In 2015, Eduard Nikitin shared a joke on social media about Russia’s bleak future. Three years later he is facing trial on extremism charges over this and one other meme.
The case against the 42-year-old is part of a wider trend that has seen Russian authorities bring charges against people for seemingly innocuous, humorous posts in increasing numbers.
Lawyers say the Kremlin is trying to force people to think twice before sharing opinions online — one of the last remaining spaces where the opposition is relatively free to organize.
“It turns out that for a harmless joke, anybody who doesn’t agree with our country’s leadership can be prosecuted,” Nikitin’s lawyer Maxim Kamakin told reporters after a preliminary hearing in St Petersburg on Monday last week. “It seems that in our country only optimists have the right to exist.”
In one of the incriminating posts from Nikitin, who is disabled and unemployed, a father crudely tells his son that nothing will be getting better in Russia any time soon.
The other features a drawing of a “vatnik” — a padded coat popular during the Soviet period that is also slang for uneducated Russians who uncritically follow those in authority.

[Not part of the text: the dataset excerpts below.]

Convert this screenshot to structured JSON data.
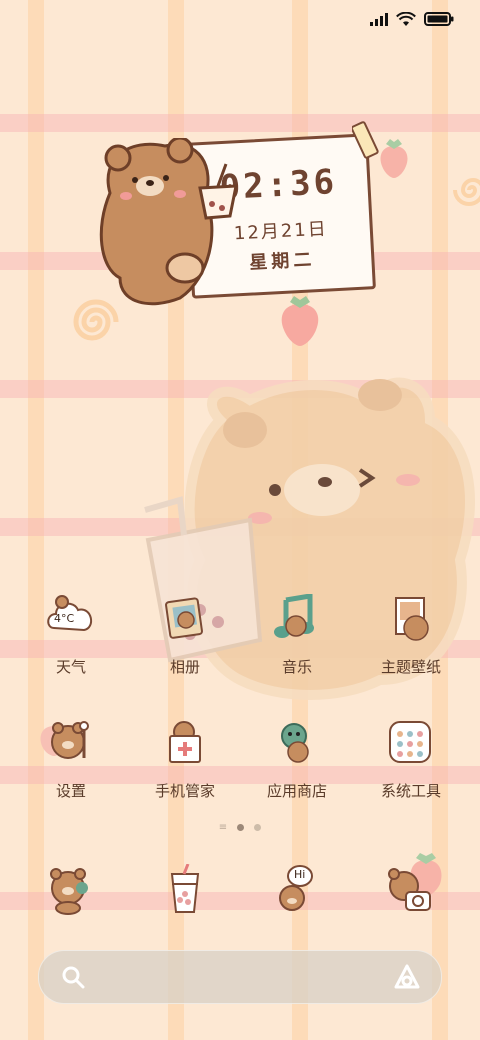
{
  "status_bar": {
    "signal_icon": "signal-icon",
    "wifi_icon": "wifi-icon",
    "battery_icon": "battery-icon"
  },
  "clock_widget": {
    "time": "02:36",
    "date": "12月21日",
    "weekday": "星期二"
  },
  "apps": [
    {
      "label": "天气",
      "icon": "weather-icon",
      "temp": "4°C"
    },
    {
      "label": "相册",
      "icon": "gallery-icon"
    },
    {
      "label": "音乐",
      "icon": "music-icon"
    },
    {
      "label": "主题壁纸",
      "icon": "theme-wallpaper-icon"
    },
    {
      "label": "设置",
      "icon": "settings-icon"
    },
    {
      "label": "手机管家",
      "icon": "phone-manager-icon"
    },
    {
      "label": "应用商店",
      "icon": "app-store-icon"
    },
    {
      "label": "系统工具",
      "icon": "system-tools-icon"
    }
  ],
  "dock": [
    {
      "icon": "phone-icon"
    },
    {
      "icon": "messages-icon"
    },
    {
      "icon": "browser-icon",
      "bubble": "Hi"
    },
    {
      "icon": "camera-icon"
    }
  ],
  "pager": {
    "pages": 3,
    "active": 1
  },
  "search_bar": {
    "search_icon": "search-icon",
    "assistant_icon": "assistant-icon"
  },
  "colors": {
    "background": "#fde8d3",
    "text": "#5a3b2a",
    "clock": "#6f4330"
  }
}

The “absurd” case has seen Nikitin’s bank account blocked, his computer briefly confiscated and left him unable to participate in any opposition campaigns, his lawyer said.
The charges he faces — inciting hatred or degradation of human dignity — carry a maximum six-year jail term, although most convictions lead to a shorter sentence, a fine or community service.
Such cases are not new, but several high-profile investigations, along with an intervention from the operator of Russia’s largest social networks, has dragged the issue back into the spotlight over the past month.
In the Siberian Altai region, legal proceedings were opened more than a year ago against Daniil Markin, a 19-year-old film student who shared memes including a picture of Jon Snow, a character from the Game of Thrones TV series.
Under the image was written “Jon Snow is risen — truly he is risen!” a play on the Orthodox Easter greeting, which has led to the teenager’s ongoing prosecution on the grounds of religious hatred.
Maria Motuznaya, a 23-year-old who like Markin comes from the Altai city of Barnaul, faces separate extremism charges for images saved on the VKontakte network — Russia’s Facebook equivalent, which rights groups say cooperates with security services.
One of them, featuring apparently African children holding out empty bowls, carries the caption: “Black humor is like food — not everybody gets it.”
Markin and Motuznaya have both said they were pressured by police into signing confessions.
“Too often the actions of law enforcement agencies clearly do not correspond to the potential threat and their reaction to posts or memes are groundlessly harsh,” Mail.ru, which owns VKontakte, said earlier in the month.
The company, itself owned by billionaire Alisher Usmanov, called for a change in the law and an “amnesty” for “those who were unjustly convicted and serving time on such charges.”
The Russian Ministry of Communications has also supported a relaxation of the law.
According to independent rights group Agora, in 2017, 43 people were given prison terms for Internet posts in Russia, up from 32 the previous year.
Sarkis Darbinyan, a Russian digital rights lawyer, welcomed the request by Mail.ru as a step in the right direction, but said he did not expect to see any immediate changes.
“The main idea behind these policies is to create fear amongst Internet users. The aim is to create the impression that authorities are following every network user,” he told reporters. “Many users are already scared of sharing their own thoughts, they’re self-censoring their content, they’re deleting what they shared earlier. That reduces the level of free speech on social networking sites in Russia.”
Dmitry, a 21-year-old from the Urals city of Yekaterinburg, is one Internet user who has changed his behavior because of the steady drip of news of arrests.
“I’ve just been deleting a lot of my photos and posts from my wall that have been building up there for the last couple of years,” he said of his VKontakte profile.
He told reporters he would refrain from posting any thoughts on politics to the network, keeping these instead for other channels.
“Now there’s a definite fear — the state’s going crazy and you can be arrested just for ‘liking’ something. I don’t want to get caught up in all that, I want to be safe,” he said.